Mentre aumenta il bilancio delle vittime cresce il timore per l'invasione di Gaza
Gerusalemme (AsiaNews) - Cresce il timore per l'annunciata invasione terrestre della Striscia di Gaza, mentre continuano il lancio di missili da parte palestinese e i bombardamenti israeliani e sale il bilancio delle vittime: fonti palestinesi parlano di 95 morti da martedì scorso, quando Israele ha lanciato l'operazione Protective Edge per fermare il lancio di razzi da Gaza. Gli israeliani lamentano una decina di feriti, uno dei quali grave.
L'esercito israeliano continua a sostenere che gli obiettivi sono "militari": postazioni di lancio, depositi di armi, centri di comando o abitazioni di esponenti di Hamas e che coloro che abitano negli edifici obiettivo degli attacchi vengono avvertiti cinque minuti prima. Il sistema evidentemente è carente, visto che ieri tutti gli otto membri di una famiglia di Khan Yunis, nella Striscia, sono rimasti uccisi in un bombardamento. A causare "l'errore", secondo l'esercito di Gerusalemme, il fatto che gli otto sono rientrati nell'edificio che poco prima avevano abbandonato, in quanto avvertiti. Per consentire ai feriti di ricevere cure negli ospedali egiziani, Il Cairo ha parzialmente aperto il valico di Rafah.

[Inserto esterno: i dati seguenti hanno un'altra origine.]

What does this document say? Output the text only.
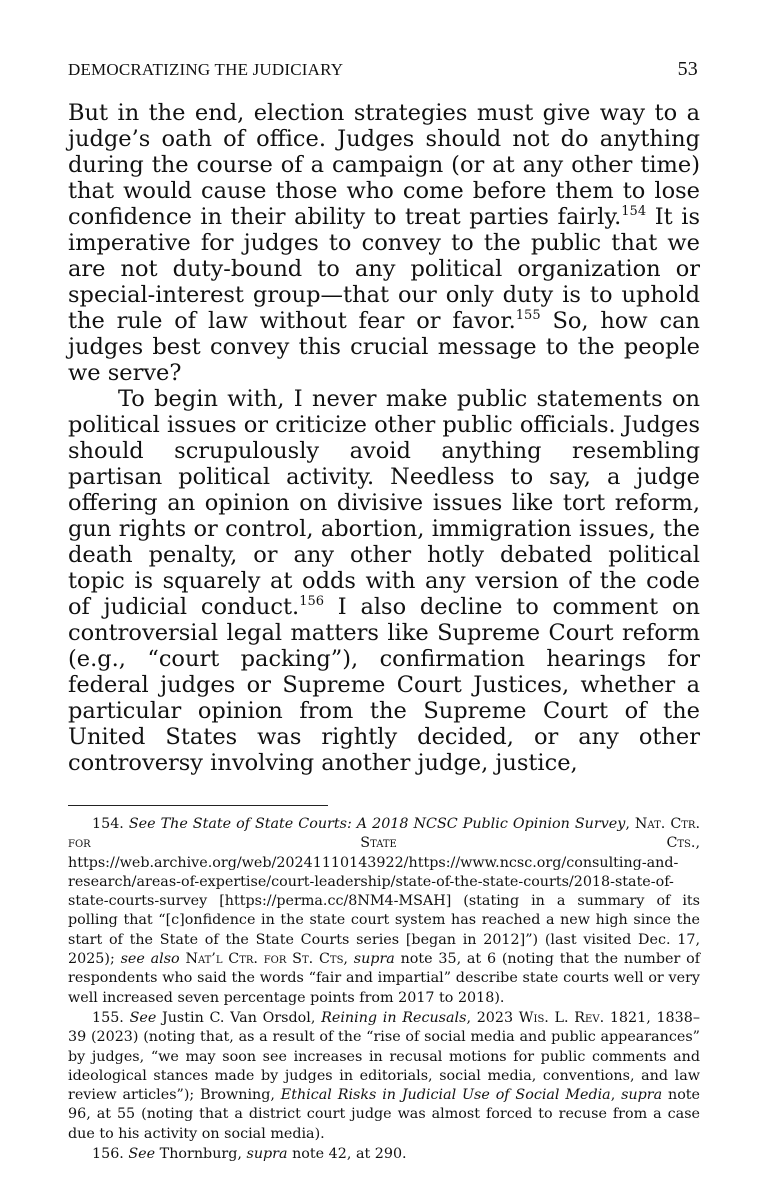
DEMOCRATIZING THE JUDICIARY	53

But in the end, election strategies must give way to a judge’s oath of office. Judges should not do anything during the course of a campaign (or at any other time) that would cause those who come before them to lose confidence in their ability to treat parties fairly.$^{154}$ It is imperative for judges to convey to the public that we are not duty-bound to any political organization or special-interest group—that our only duty is to uphold the rule of law without fear or favor.$^{155}$ So, how can judges best convey this crucial message to the people we serve?

To begin with, I never make public statements on political issues or criticize other public officials. Judges should scrupulously avoid anything resembling partisan political activity. Needless to say, a judge offering an opinion on divisive issues like tort reform, gun rights or control, abortion, immigration issues, the death penalty, or any other hotly debated political topic is squarely at odds with any version of the code of judicial conduct.$^{156}$ I also decline to comment on controversial legal matters like Supreme Court reform (e.g., “court packing”), confirmation hearings for federal judges or Supreme Court Justices, whether a particular opinion from the Supreme Court of the United States was rightly decided, or any other controversy involving another judge, justice,

154. See The State of State Courts: A 2018 NCSC Public Opinion Survey, Nat. Ctr. for State Cts., https://web.archive.org/web/20241110143922/https://www.ncsc.org/consulting-and-research/areas-of-expertise/court-leadership/state-of-the-state-courts/2018-state-of-state-courts-survey [https://perma.cc/8NM4-MSAH] (stating in a summary of its polling that “[c]onfidence in the state court system has reached a new high since the start of the State of the State Courts series [began in 2012]”) (last visited Dec. 17, 2025); see also Nat’l Ctr. for St. Cts, supra note 35, at 6 (noting that the number of respondents who said the words “fair and impartial” describe state courts well or very well increased seven percentage points from 2017 to 2018).

155. See Justin C. Van Orsdol, Reining in Recusals, 2023 Wis. L. Rev. 1821, 1838–39 (2023) (noting that, as a result of the “rise of social media and public appearances” by judges, “we may soon see increases in recusal motions for public comments and ideological stances made by judges in editorials, social media, conventions, and law review articles”); Browning, Ethical Risks in Judicial Use of Social Media, supra note 96, at 55 (noting that a district court judge was almost forced to recuse from a case due to his activity on social media).

156. See Thornburg, supra note 42, at 290.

Il gran numero di vittime non sembra comunque intimorire i palestinesi: portavoce di diverse organizzazioni armate della Striscia giurano di voler continuare la loro lotta "fino alla fine".
Ad aggravare i timori di un ulteriore aggravamento della situazione, la notizia che stamattina un razzo è stato lanciato dal sud del Libano ed è caduto tra Metula e Kiryat Shmona, nel nord di Israele, senza provocare vittime o danni.
Sul piano internazionale si sta cercando di fermare lo scontro. Ieri il presidente palestinese Mahmoud Abbas ha fatto appello al primo ministro turco Recip Tayyip Erdogan e a vari leader. Il segretario generale dell'ONU Ban Ki-moon ha esortato Israele e militanti palestinesi alla moderazione, dicendo che il Medio Oriente non poteva permettersi "un'altra guerra". I presidenti francese e russo Francois Hollande e Vladimir Putin hanno chiesto un cessate il fuoco e il presidente statunitense Barack Obama ha "espresso preoccupazione per il rischio di un'ulteriore escalation e ha sottolineato la necessità che tutte le parti facciano tutto il possibile per proteggere la vita dei civili e riportare la calma" e ha dichiarato che "gli Stati Uniti sono pronti a facilitare una cessazione delle ostilità, compreso un ritorno al cessate il fuoco del novembre 2012".
Allora la fine dei combattimenti fu ottenuta attraverso una mediazione egiziana. Ma, se dal Cairo si conferma di essere in contatto "con entrambe le parti", va considerato che se nel 2012 l'Egitto del presidente Morsi era amico dei Fratelli Musulmani - cui fa riferimento anche Hamas - oggi con Al-Sisi la Fratellanza è considerata una minaccia. E alti funzionari egiziani citati da Haaretz avrebbero detto che le condizioni per una mediazione "non sono mature", aggiungendo che già la settimana scorsa l'Egitto aveva cercato di raggiungere un compromesso.